Using FIFO Interfaces and GPIO to Communicate

"Xtensa gives us the unique ability to instantiate TIE Queue and TIE Port interfaces on the processors. These interfaces are exactly analogous to the FIFO interfaces and GPIO that we would have used if we had implemented the image processing pipeline using hardwired RTL. In traditional processors, we were limited by the bandwidth and throughput of the system bus. With Xtensa processors, there is virtually unlimited bandwidth to do much more natural communication between processors and other blocks in the SoC," said Shuji Ohtsuka.

The Xtensa processors in the REALOID chip communicate with memories and each other using a conventional system bus plus FIFOs implemented using Cadence's unique TIE Queue interfaces. The Xtensa processors also send control communications to each other using TIE Ports, which are equivalent to having GPIO on the processor core. These Queue and Port interfaces are accessed directly from the datapath by using instructions like “Pop_Queue" and “Write_Port". The bandwidth and throughput of the data that can flow through the Xtensa processors, therefore, is not limited by the load/store unit and the system bus.

Lower Verification Effort Compared to RTL Design

By using TIE to implement complex datapaths instead of manually writing Verilog or VHDL for a hardwired RTL block, Epson was able to greatly reduce its verification effort.
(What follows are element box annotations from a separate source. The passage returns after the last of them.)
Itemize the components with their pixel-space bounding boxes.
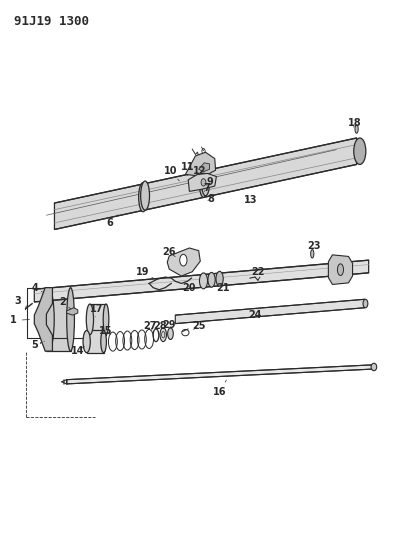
Text: 19: 19 (136, 267, 153, 278)
Ellipse shape (139, 183, 147, 212)
Polygon shape (188, 173, 217, 191)
Ellipse shape (86, 304, 94, 335)
Text: 3: 3 (15, 296, 27, 306)
Polygon shape (185, 152, 216, 175)
Text: 27: 27 (144, 321, 157, 331)
Polygon shape (175, 300, 365, 324)
Text: 29: 29 (162, 320, 176, 330)
Text: 2: 2 (59, 297, 70, 309)
Text: 26: 26 (162, 247, 176, 257)
Text: 24: 24 (248, 310, 262, 320)
Ellipse shape (201, 169, 210, 196)
Ellipse shape (168, 328, 173, 340)
Ellipse shape (311, 249, 314, 258)
Ellipse shape (43, 288, 54, 351)
Ellipse shape (363, 300, 368, 308)
Ellipse shape (67, 288, 74, 351)
Ellipse shape (337, 264, 344, 276)
Ellipse shape (354, 138, 366, 165)
Polygon shape (46, 288, 70, 351)
Ellipse shape (208, 272, 215, 287)
Ellipse shape (83, 330, 90, 353)
Text: 91J19 1300: 91J19 1300 (14, 15, 89, 28)
Text: 21: 21 (216, 282, 230, 293)
Text: 10: 10 (164, 166, 179, 181)
Polygon shape (87, 330, 104, 353)
Text: 8: 8 (207, 194, 214, 204)
Text: 6: 6 (107, 215, 118, 228)
Ellipse shape (180, 254, 187, 266)
Ellipse shape (141, 181, 149, 210)
Polygon shape (328, 255, 352, 285)
Polygon shape (55, 138, 357, 230)
Text: 13: 13 (244, 196, 258, 205)
Text: 11: 11 (181, 162, 194, 175)
Text: 14: 14 (71, 346, 85, 356)
Polygon shape (90, 304, 106, 335)
Polygon shape (34, 260, 369, 302)
Text: 15: 15 (99, 326, 113, 336)
Ellipse shape (103, 304, 109, 335)
Ellipse shape (199, 273, 208, 289)
Ellipse shape (355, 125, 358, 133)
Text: 20: 20 (183, 282, 196, 293)
Text: 16: 16 (213, 380, 226, 398)
Text: 22: 22 (251, 267, 265, 277)
Text: 7: 7 (204, 183, 210, 193)
Text: 23: 23 (308, 241, 321, 252)
Text: 18: 18 (348, 118, 361, 128)
Text: 28: 28 (153, 321, 167, 331)
Ellipse shape (216, 271, 223, 286)
Text: 17: 17 (90, 304, 103, 317)
Ellipse shape (201, 179, 206, 186)
Polygon shape (34, 288, 53, 351)
Text: 12: 12 (193, 166, 206, 176)
Polygon shape (199, 163, 210, 172)
Ellipse shape (160, 328, 166, 342)
Text: 4: 4 (32, 282, 42, 293)
Ellipse shape (371, 364, 377, 370)
Text: 25: 25 (192, 321, 206, 331)
Polygon shape (167, 248, 200, 276)
Polygon shape (66, 365, 373, 384)
Polygon shape (66, 308, 78, 315)
Ellipse shape (101, 330, 106, 353)
Text: 5: 5 (32, 340, 44, 350)
Text: 1: 1 (10, 316, 30, 326)
Text: 9: 9 (206, 177, 213, 187)
Ellipse shape (199, 171, 208, 197)
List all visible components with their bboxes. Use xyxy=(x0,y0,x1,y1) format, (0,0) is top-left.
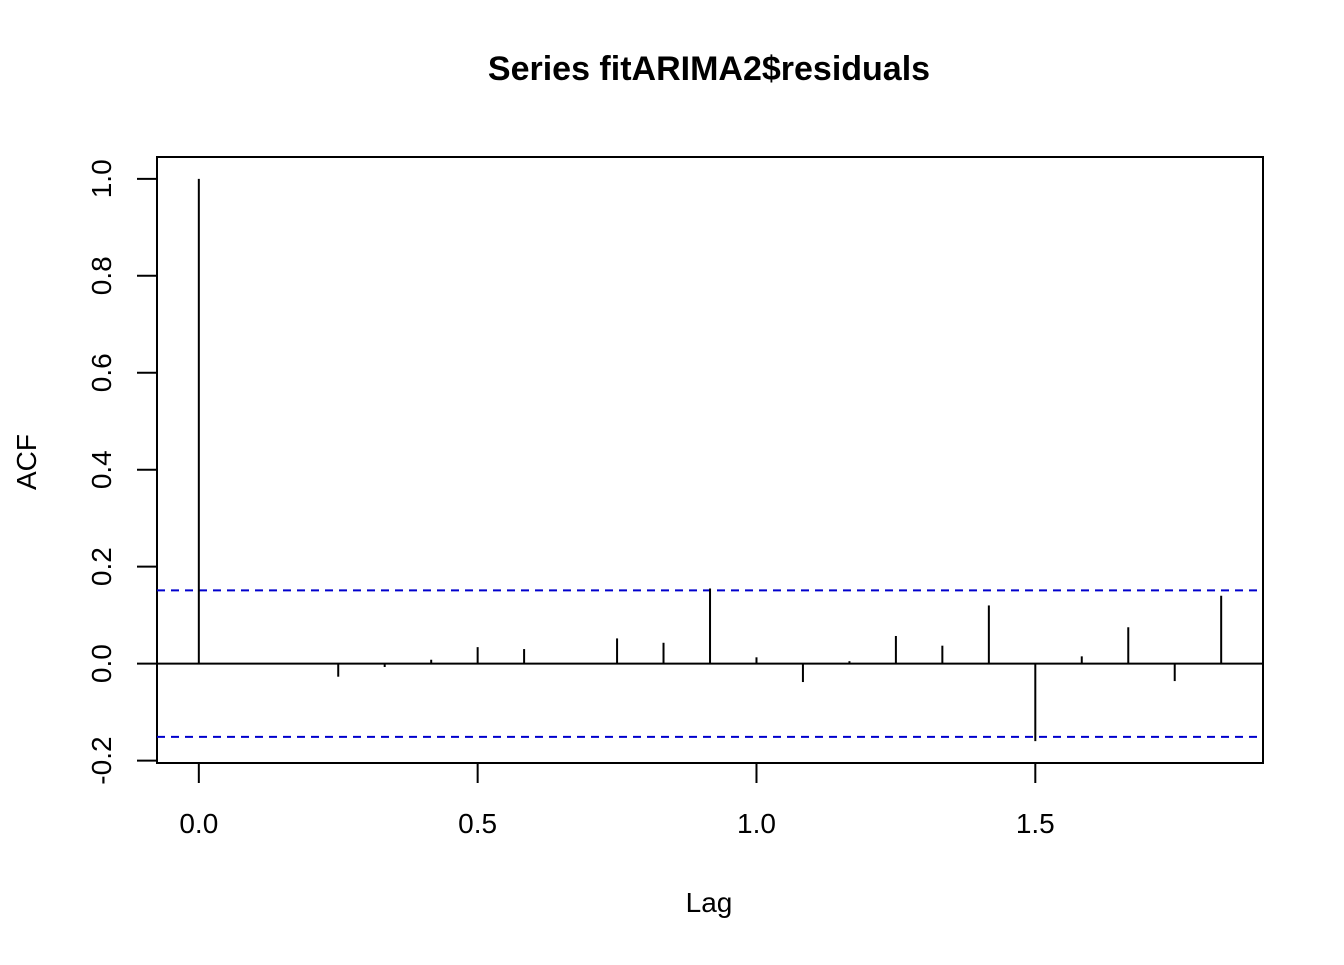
y-tick-label: -0.2 xyxy=(86,736,117,784)
x-axis: 0.0 0.5 1.0 1.5 xyxy=(179,762,1055,839)
x-tick-label: 0.0 xyxy=(179,808,218,839)
y-axis: -0.2 0.0 0.2 0.4 0.6 0.8 1.0 xyxy=(86,159,158,785)
plot-area xyxy=(157,178,1263,742)
chart-title: Series fitARIMA2$residuals xyxy=(488,50,930,88)
y-tick-label: 0.8 xyxy=(86,256,117,295)
x-tick-label: 1.5 xyxy=(1016,808,1055,839)
x-axis-label: Lag xyxy=(686,887,733,918)
y-tick-label: 0.2 xyxy=(86,547,117,586)
x-tick-label: 0.5 xyxy=(458,808,497,839)
x-tick-label: 1.0 xyxy=(737,808,776,839)
y-tick-label: 0.6 xyxy=(86,353,117,392)
y-tick-label: 0.0 xyxy=(86,644,117,683)
plot-frame xyxy=(156,156,1264,764)
y-tick-label: 0.4 xyxy=(86,450,117,489)
y-axis-label: ACF xyxy=(11,434,42,490)
y-tick-label: 1.0 xyxy=(86,159,117,198)
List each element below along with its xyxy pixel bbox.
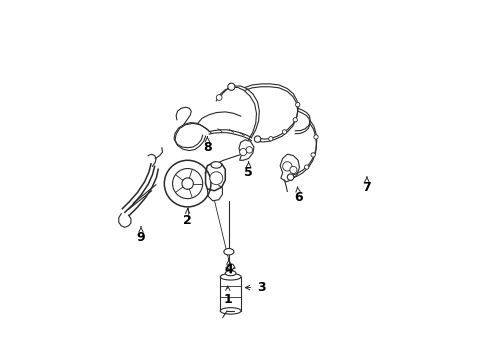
Text: 8: 8 [203, 141, 212, 154]
Ellipse shape [225, 271, 236, 276]
Text: 4: 4 [224, 263, 233, 276]
Ellipse shape [211, 162, 221, 168]
Circle shape [295, 103, 300, 107]
Circle shape [282, 130, 287, 134]
Circle shape [283, 162, 292, 171]
Circle shape [314, 135, 318, 139]
Circle shape [311, 153, 315, 157]
Circle shape [287, 174, 294, 180]
Text: 7: 7 [363, 181, 371, 194]
Circle shape [182, 178, 194, 189]
Circle shape [228, 83, 235, 90]
Circle shape [164, 160, 211, 207]
Circle shape [246, 147, 252, 153]
Circle shape [240, 148, 247, 156]
Ellipse shape [227, 264, 234, 270]
Circle shape [304, 165, 309, 169]
Text: 6: 6 [294, 191, 303, 204]
Circle shape [254, 136, 261, 142]
Circle shape [172, 168, 203, 199]
Circle shape [216, 95, 222, 100]
Ellipse shape [220, 308, 241, 314]
Text: 1: 1 [223, 293, 232, 306]
Ellipse shape [220, 274, 241, 280]
Ellipse shape [224, 248, 234, 255]
Circle shape [290, 166, 297, 174]
Text: 9: 9 [137, 231, 146, 244]
Text: 2: 2 [183, 214, 192, 227]
Polygon shape [280, 154, 299, 182]
Polygon shape [239, 140, 254, 160]
Text: 5: 5 [244, 166, 253, 179]
Circle shape [269, 136, 273, 141]
Circle shape [210, 172, 223, 185]
Circle shape [293, 118, 297, 122]
Polygon shape [220, 277, 241, 311]
Text: 3: 3 [257, 281, 266, 294]
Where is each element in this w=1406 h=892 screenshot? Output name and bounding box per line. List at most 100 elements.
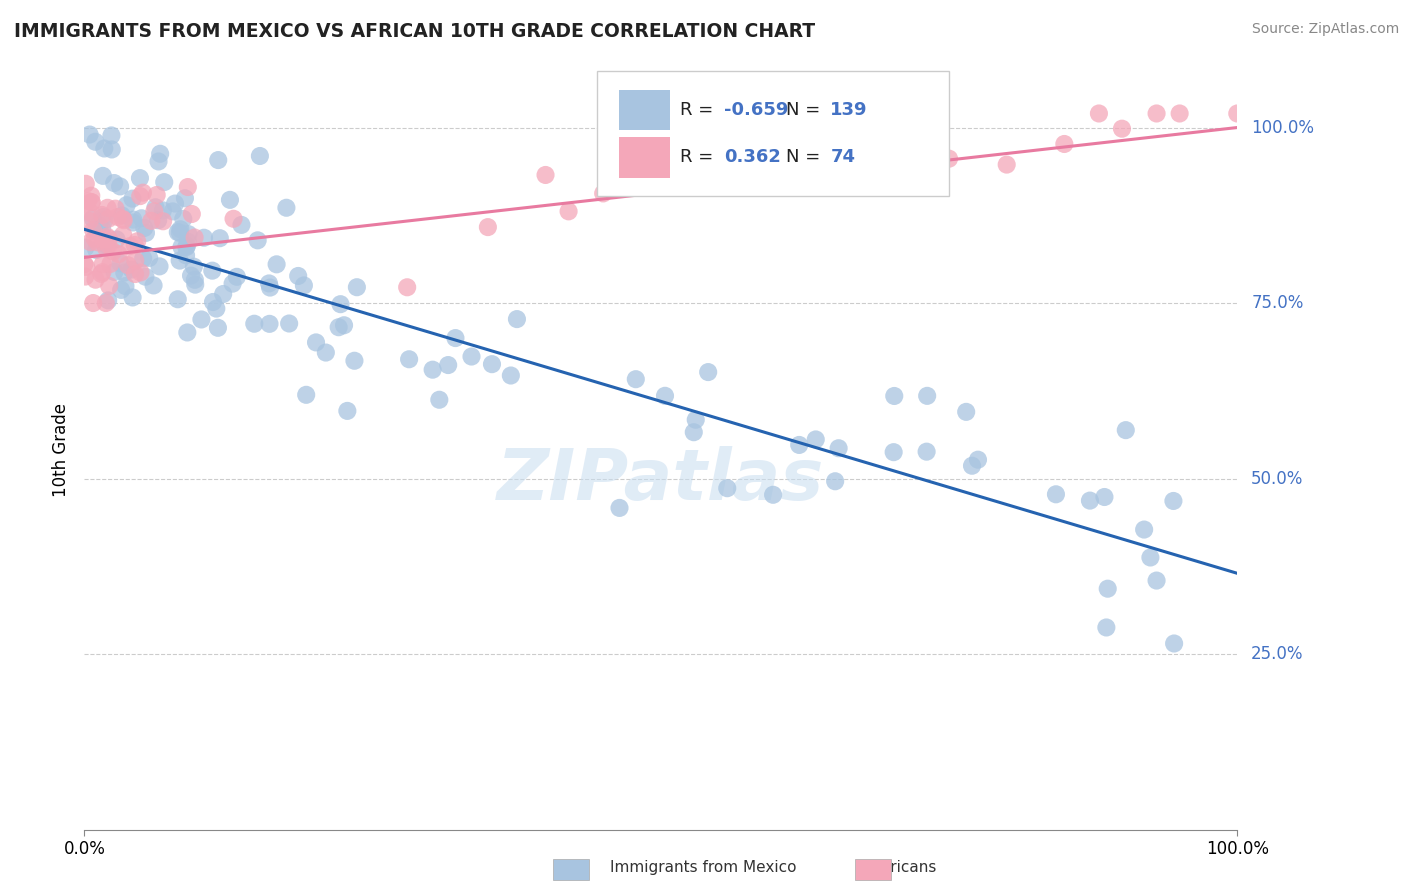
Point [672,153,695,168]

In fact, Epson wrote a C golden model of all their TIE extensions and was able to co-verify the C model with the TIE extensions.

Shuji Ohtsuka said, "Unlike manually writing Verilog or VHDL, with Xtensa processors we only had to specify the functionality of the execution unit we wanted. Tensilica’s tools automatically generated pre-verified RTL for the entire processor with our new instructions, execution units, and register files along with all the associated bypass and control logic. Our verification effort was reduced down to just verifying the input-output functional behavior of the extensions we specified in TIE. We did not have to increase the size of our verification team even though our design was more than twice as large as the previous generation chip."

The Epson design team also created a system model using the C-based XTMP modeling environment provided by Cadence. This system model was useful for early system exploration, performing trade-offs between different architectures, and doing software development before the SoC was actually manufactured. The team was able to quickly verify the hardware architecture and also get an early start in software development.

Summary

Epson set an ambitious goal to leapfrog the current generation of printer imaging technology and create a printer that is a class apart from its competitors. They were able to achieve this goal by architecting a multi-core Xtensa processor-based design as an alternative to using a hardwired RTL approach. Using this methodology, they were able to achieve their high performance and flexibility targets and, at the same time, have a much shorter development time and verification effort.